Hapag-Lloyd financial problems as reported by Spiegel

I found an article originally from Spiegel on-line (part of the German news group Der Spiegel), which has been translated into English and published on the Free Internet Press.

Here is the link

It's really long, but if you are interested in the state of international container shipping, take the time to read it.

Here are some parts which I found interesting.

At current prices, we aren't making money on any route," Ulrich Kranich, the executive board member in charge of global operations, says, summing up the main reason for Hapag-Lloyd's financial woes. Shipping companies currently receive only about $500 to ship one container from Asia to Europe - about $300 less than they need to cover their costs. A year ago, shipping companies were still collecting more than $1,500 per container.
Although Maersk also lost money - $373 million - in the first quarter, the Danish shipping company is owned by an oil and gas company that can more easily shoulder the losses in its shipping division.

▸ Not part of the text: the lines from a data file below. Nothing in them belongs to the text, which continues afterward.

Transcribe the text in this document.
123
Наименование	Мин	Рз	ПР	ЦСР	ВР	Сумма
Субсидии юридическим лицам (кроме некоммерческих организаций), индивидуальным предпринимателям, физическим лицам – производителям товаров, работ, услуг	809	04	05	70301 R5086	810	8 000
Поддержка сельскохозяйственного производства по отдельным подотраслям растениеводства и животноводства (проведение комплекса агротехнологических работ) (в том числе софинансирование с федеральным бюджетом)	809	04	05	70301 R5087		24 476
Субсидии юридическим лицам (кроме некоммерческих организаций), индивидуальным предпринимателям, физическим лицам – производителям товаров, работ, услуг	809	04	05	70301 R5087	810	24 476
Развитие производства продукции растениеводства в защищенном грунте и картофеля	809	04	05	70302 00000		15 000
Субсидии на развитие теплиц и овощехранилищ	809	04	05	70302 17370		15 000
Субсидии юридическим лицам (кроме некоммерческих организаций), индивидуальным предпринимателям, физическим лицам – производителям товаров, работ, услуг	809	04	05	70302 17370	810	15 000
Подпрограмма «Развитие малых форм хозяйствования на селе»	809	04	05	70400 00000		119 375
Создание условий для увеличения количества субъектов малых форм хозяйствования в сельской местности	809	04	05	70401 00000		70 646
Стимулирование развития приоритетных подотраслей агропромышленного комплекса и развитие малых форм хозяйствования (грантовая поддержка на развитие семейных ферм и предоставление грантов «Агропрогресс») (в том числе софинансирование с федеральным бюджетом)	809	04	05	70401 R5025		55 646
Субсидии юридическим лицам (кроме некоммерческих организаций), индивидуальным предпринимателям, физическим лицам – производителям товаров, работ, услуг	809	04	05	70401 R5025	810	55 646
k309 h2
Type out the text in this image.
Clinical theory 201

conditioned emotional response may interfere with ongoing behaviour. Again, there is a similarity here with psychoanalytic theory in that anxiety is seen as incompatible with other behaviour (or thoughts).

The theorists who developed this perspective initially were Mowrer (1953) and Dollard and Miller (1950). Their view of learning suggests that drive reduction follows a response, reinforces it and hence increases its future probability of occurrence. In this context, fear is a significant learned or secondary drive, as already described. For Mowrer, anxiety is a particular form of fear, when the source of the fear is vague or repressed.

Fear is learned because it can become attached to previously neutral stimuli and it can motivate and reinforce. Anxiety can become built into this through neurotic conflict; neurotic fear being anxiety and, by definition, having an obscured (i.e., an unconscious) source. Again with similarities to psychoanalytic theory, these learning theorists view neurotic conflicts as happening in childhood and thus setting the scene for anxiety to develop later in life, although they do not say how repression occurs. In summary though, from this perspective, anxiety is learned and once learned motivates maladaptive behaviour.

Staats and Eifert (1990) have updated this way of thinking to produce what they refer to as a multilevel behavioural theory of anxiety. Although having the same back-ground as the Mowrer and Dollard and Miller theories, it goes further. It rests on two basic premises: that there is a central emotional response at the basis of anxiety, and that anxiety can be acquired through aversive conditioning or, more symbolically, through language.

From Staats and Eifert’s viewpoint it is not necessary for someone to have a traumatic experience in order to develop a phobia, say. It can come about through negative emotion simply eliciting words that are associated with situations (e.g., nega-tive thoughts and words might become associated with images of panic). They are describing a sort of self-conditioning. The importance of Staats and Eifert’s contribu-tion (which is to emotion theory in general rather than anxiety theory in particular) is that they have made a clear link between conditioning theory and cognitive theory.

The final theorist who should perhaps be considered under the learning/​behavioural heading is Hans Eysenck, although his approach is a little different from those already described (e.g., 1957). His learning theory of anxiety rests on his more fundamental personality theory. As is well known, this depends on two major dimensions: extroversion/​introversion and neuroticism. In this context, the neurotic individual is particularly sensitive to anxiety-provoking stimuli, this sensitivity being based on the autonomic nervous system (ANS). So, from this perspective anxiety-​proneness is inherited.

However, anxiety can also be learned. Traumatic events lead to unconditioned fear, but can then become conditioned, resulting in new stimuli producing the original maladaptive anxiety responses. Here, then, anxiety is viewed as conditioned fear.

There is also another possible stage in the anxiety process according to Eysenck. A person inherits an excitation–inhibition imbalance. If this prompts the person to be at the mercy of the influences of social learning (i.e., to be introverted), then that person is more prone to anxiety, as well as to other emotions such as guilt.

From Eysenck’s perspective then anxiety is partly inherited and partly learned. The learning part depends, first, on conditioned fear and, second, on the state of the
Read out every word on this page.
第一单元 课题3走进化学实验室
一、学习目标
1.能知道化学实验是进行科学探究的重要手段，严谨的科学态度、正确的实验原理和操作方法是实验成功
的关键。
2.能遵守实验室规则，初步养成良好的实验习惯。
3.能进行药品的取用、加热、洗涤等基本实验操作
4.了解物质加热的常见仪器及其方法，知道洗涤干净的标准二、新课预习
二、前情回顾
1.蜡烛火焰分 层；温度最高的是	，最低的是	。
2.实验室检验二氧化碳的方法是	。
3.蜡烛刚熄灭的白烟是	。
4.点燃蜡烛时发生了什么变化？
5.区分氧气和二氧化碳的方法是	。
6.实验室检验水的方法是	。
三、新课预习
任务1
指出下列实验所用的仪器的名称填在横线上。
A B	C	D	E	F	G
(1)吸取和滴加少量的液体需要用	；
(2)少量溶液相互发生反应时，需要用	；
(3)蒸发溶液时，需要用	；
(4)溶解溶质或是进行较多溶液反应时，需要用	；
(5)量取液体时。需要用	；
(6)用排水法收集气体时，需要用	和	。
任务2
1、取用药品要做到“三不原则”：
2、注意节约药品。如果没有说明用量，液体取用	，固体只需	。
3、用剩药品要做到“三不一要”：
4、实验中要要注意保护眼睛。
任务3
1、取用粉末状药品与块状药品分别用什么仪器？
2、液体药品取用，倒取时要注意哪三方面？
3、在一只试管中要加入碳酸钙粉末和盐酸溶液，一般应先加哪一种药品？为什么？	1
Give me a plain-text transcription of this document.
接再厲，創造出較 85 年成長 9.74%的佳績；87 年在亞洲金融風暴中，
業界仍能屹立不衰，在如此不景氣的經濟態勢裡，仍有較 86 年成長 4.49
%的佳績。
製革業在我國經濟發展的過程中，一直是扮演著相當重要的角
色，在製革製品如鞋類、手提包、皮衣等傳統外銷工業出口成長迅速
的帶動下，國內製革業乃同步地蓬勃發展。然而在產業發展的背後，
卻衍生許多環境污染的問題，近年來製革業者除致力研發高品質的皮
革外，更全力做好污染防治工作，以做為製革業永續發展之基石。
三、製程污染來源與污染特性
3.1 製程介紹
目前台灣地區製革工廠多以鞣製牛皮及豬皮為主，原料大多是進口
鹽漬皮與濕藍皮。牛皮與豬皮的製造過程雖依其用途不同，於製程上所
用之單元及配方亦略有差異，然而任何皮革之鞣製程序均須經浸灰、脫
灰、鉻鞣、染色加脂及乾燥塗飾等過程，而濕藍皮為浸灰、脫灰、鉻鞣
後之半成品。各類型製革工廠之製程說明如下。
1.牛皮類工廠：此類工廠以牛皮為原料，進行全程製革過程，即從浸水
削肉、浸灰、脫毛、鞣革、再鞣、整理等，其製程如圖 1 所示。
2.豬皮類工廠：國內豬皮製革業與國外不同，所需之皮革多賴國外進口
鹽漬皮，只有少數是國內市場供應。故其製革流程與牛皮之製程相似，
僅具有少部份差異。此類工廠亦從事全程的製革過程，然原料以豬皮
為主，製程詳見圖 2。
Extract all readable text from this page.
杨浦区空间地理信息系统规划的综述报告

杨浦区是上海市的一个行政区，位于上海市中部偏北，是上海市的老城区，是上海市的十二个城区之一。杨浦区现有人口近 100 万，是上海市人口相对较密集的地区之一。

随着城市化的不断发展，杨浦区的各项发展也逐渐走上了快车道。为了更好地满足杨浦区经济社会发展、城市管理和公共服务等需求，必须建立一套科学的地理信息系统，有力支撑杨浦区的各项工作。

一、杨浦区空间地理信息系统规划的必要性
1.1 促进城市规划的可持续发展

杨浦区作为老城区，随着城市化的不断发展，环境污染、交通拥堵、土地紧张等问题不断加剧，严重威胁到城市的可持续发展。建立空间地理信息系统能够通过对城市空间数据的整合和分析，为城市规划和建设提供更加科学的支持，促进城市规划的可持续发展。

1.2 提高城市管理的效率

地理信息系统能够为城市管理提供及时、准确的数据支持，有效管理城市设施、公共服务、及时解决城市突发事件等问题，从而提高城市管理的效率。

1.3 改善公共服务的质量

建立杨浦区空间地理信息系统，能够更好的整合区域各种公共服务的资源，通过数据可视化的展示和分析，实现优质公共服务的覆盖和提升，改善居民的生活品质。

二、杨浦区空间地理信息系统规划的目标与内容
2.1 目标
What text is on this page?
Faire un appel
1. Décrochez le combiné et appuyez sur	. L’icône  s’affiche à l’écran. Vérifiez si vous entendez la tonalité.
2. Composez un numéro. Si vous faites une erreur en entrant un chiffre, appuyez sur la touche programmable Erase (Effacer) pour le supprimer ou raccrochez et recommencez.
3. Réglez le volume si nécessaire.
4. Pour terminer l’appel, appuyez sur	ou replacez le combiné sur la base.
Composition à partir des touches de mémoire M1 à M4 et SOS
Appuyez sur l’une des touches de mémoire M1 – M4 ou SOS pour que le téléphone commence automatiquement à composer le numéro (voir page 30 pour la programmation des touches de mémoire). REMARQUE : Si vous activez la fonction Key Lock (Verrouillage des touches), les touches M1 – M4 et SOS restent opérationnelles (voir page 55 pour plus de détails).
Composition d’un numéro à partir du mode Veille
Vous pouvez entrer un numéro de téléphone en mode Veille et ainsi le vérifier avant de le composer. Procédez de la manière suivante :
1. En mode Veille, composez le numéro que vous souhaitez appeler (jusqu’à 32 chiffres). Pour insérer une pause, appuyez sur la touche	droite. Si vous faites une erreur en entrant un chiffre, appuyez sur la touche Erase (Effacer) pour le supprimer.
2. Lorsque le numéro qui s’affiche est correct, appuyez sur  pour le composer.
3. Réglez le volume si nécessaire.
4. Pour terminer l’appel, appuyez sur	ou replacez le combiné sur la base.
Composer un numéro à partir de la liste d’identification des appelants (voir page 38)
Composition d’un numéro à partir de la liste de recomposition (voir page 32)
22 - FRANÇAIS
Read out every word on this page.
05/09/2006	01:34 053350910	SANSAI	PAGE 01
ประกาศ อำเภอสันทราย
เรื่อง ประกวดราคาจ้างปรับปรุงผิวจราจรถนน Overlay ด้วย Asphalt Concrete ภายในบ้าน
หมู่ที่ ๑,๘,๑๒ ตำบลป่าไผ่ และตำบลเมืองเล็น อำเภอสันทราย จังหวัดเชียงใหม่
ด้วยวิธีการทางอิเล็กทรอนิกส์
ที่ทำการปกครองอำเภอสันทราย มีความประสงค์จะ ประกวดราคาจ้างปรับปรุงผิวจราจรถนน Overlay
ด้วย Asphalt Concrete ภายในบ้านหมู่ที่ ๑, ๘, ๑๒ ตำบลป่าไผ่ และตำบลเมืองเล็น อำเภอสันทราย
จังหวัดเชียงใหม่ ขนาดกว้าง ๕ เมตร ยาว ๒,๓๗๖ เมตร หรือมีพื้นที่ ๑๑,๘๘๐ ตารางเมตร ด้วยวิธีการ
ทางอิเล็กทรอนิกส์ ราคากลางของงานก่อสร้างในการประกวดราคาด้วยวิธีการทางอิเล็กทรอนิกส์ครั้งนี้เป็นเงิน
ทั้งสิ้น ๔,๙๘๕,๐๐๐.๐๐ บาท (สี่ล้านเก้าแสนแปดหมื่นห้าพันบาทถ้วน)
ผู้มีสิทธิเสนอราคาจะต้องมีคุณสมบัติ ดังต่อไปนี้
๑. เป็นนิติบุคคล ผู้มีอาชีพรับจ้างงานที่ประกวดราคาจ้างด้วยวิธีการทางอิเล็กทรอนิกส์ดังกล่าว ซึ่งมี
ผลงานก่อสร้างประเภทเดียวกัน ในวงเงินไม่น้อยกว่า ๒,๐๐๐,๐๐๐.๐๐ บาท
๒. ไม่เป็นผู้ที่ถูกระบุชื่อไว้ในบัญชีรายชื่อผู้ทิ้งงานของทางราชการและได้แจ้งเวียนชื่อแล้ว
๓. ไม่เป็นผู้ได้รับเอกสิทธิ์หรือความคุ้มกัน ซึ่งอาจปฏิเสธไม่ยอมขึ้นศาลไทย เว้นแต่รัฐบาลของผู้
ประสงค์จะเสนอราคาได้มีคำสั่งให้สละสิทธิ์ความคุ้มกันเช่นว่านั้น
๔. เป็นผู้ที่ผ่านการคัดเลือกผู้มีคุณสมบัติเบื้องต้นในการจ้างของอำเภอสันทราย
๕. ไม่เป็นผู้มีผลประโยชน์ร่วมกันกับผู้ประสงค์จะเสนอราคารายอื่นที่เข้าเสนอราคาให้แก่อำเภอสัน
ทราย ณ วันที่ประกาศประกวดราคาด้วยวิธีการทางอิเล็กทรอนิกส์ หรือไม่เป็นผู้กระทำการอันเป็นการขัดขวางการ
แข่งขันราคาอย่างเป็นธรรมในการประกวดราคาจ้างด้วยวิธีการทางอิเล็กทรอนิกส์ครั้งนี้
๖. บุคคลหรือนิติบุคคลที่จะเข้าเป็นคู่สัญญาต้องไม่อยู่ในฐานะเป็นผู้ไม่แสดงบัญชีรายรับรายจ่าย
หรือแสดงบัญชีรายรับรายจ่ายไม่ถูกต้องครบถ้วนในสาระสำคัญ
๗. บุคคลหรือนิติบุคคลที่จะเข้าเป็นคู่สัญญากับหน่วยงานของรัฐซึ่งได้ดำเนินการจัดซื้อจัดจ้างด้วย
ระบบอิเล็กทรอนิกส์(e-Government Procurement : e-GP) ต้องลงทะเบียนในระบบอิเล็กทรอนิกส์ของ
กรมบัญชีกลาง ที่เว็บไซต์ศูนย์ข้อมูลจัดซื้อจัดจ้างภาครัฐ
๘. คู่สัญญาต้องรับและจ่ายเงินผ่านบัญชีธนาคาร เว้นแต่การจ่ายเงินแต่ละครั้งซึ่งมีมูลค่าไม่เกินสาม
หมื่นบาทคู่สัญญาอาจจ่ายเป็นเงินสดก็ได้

None of the world's major shipping companies is currently turning a profit. Singapore-based NOL, for example, posted a $245 million loss, while South Korea's Hanjin lost $110 million.

Like Maersk, though, these companies have the backing of either financially strong corporations or their governments. NOL is owned by the Singapore state investment fund Temasek, which just approved a $1 billion capital increase. The Chinese shipping companies Cosco and China Shipping can rely on the support of their government. The same is true of Japanese shipping line NYK.

But Hapag-Lloyd appears to have been hit by the biggest crisis in shipping at the worst possible time. Because it was forced to transfer its substantial profits from previous years to its ailing parent company TUI, the Hamburg shipping company was barely able to build any reserves. At the end of last year, TUI sold Hapag-Lloyd to a consortium of the City of Hamburg, local businesspeople and banks. At the same time, it burdened the shipping company with €1.3 billion in debt, creating an additional drain on a company already faced with operating losses. The consequences are clear for company management in Hamburg. "Without outside help, we won't make it," says an insider.
Hapag-Lloyd is also getting rid of ships it leases. The company owns only about half of its fleet of 128 container ships. The other half are leased and, for this reason, are to be jettisoned more quickly. Hapag-Lloyd has already returned about 30 ships to their owners. Other shipping companies are pursuing the same strategy. Industry insiders say MSC, a Swiss company, does not plan to renew charters on close to 80 ships, while French company CMA which reportedly has up to 170 charter ships with charters about to expire.

This, in turn, is becoming an existential problem for many other Hamburg shipping companies suddenly faced with the return of ships they had been leasing to other companies.